How to pass a key file when spawning an ssh comman

2019-04-10 12:55发布

问题:

This works from my local terminal:

ssh -i ~/.ec2/mykey.pem ubuntu@ec2-yada-yada.amazonaws.com ls

Of course it does. But when I try the same using node.js' child_process.spawn command it complains that the key does not exist / can't be accessed.

// child process
var childProcess = require('child_process').spawn;

// spawn the slave using slaveId as the key
slaves[slaveId] = childProcess('ssh', [
    '-i /mykey.pem',
    'ubuntu@ec2-yada.amazonaws.com',
    'ls'
])  

Result:

stderr: Warning: Identity file  /mykey.pem not accessible: No such file or directory.  
stderr: Permission denied (publickey).

Things tried:

  1. Variations on the path to key:
    /actual/path/to/mykey.pem
    mykey.pem (with a copy of the file in the root of the node project)
    /mykey.pem (with a copy of the file in the root of the node project)
    ~/.ec2.mykey.pem (where it should be)

  2. Running the command without the ssh part, ie. childProcess(ls); - works.

  3. chmod 644, 600, 400 etc. mykey.pem

My only theory at this point is there is an issue with passing a file reference in and I need to do something using the fs module. (?) And yes, I know there are libraries out there for ssh access with node but they use passwords which won't cut it and anyway, my requirements don't really justify a library.

Please tell me I'm being stupid and that this is possible.

UPDATE:

OK, so I can use the exec command like this:

var childProcess = require('child_process').exec;
slaves[slaveId] = childProcess('ssh -i mykey.pem ubuntu@ec2-yada.amazonaws.com ls',  function (error, stdout, stderr) {...}

Still, I feel like I've been downgraded from creating a true slave using fork with all it's nice messaging and handy properties (my original implementation which runs fine locally) to having a vacuum cleaner and being told to do all the work myself (now that I want to launch slaves on remote hosts).

回答1:

I seem to be jumping Brandon's comments a lot lately :-). He's right again. When you execute ssh -i ~/.ec2/mykey.pem ubuntu@ec2-yada-yada.amazonaws.com ls, the ssh executable, in this case, gets four arguments: -i, the name of your key file, the address of the host and the command, eg. ls -ltr /tmp. When it sees a -i it expects the next argument to be the name of the key file, not to see the name as a trailing substring of the -i.

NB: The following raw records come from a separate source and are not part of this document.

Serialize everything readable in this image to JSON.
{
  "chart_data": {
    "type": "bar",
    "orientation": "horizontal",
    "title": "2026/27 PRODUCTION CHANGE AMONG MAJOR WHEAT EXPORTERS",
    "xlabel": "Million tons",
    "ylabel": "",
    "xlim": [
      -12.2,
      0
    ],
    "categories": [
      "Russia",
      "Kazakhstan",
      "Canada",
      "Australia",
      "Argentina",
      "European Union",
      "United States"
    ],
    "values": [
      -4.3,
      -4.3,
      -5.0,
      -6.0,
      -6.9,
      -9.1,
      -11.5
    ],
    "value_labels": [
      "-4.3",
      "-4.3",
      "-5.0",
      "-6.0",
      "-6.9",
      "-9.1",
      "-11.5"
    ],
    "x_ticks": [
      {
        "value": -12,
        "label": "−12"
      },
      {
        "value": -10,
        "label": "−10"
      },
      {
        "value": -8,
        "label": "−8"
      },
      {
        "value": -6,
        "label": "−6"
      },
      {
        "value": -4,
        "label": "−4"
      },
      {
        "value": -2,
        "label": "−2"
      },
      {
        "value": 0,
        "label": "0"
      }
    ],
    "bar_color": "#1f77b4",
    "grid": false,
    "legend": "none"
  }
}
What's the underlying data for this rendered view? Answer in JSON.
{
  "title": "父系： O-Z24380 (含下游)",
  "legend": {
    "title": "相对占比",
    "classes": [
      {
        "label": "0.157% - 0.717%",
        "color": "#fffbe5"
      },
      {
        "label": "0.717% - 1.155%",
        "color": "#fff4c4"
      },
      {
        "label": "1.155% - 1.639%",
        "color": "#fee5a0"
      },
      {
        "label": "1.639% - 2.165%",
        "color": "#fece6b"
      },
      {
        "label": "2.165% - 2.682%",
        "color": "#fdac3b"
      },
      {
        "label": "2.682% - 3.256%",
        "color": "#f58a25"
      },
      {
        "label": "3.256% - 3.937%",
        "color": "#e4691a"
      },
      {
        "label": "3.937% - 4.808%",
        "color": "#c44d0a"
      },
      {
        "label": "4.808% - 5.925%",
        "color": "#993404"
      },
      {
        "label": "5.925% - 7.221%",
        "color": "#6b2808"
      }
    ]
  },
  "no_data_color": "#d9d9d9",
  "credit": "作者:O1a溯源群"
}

Remember that when you spawn a program, you invoke it directly without going through the shell, so you have to pass it exactly the arguments the shell would have passed it after the shell did any expansion, quoting, etc. When you use exec, you're actually passing a command-line string to the shell, so the shell does all that stuff for you, including figuring out where one arguments ends and another begins.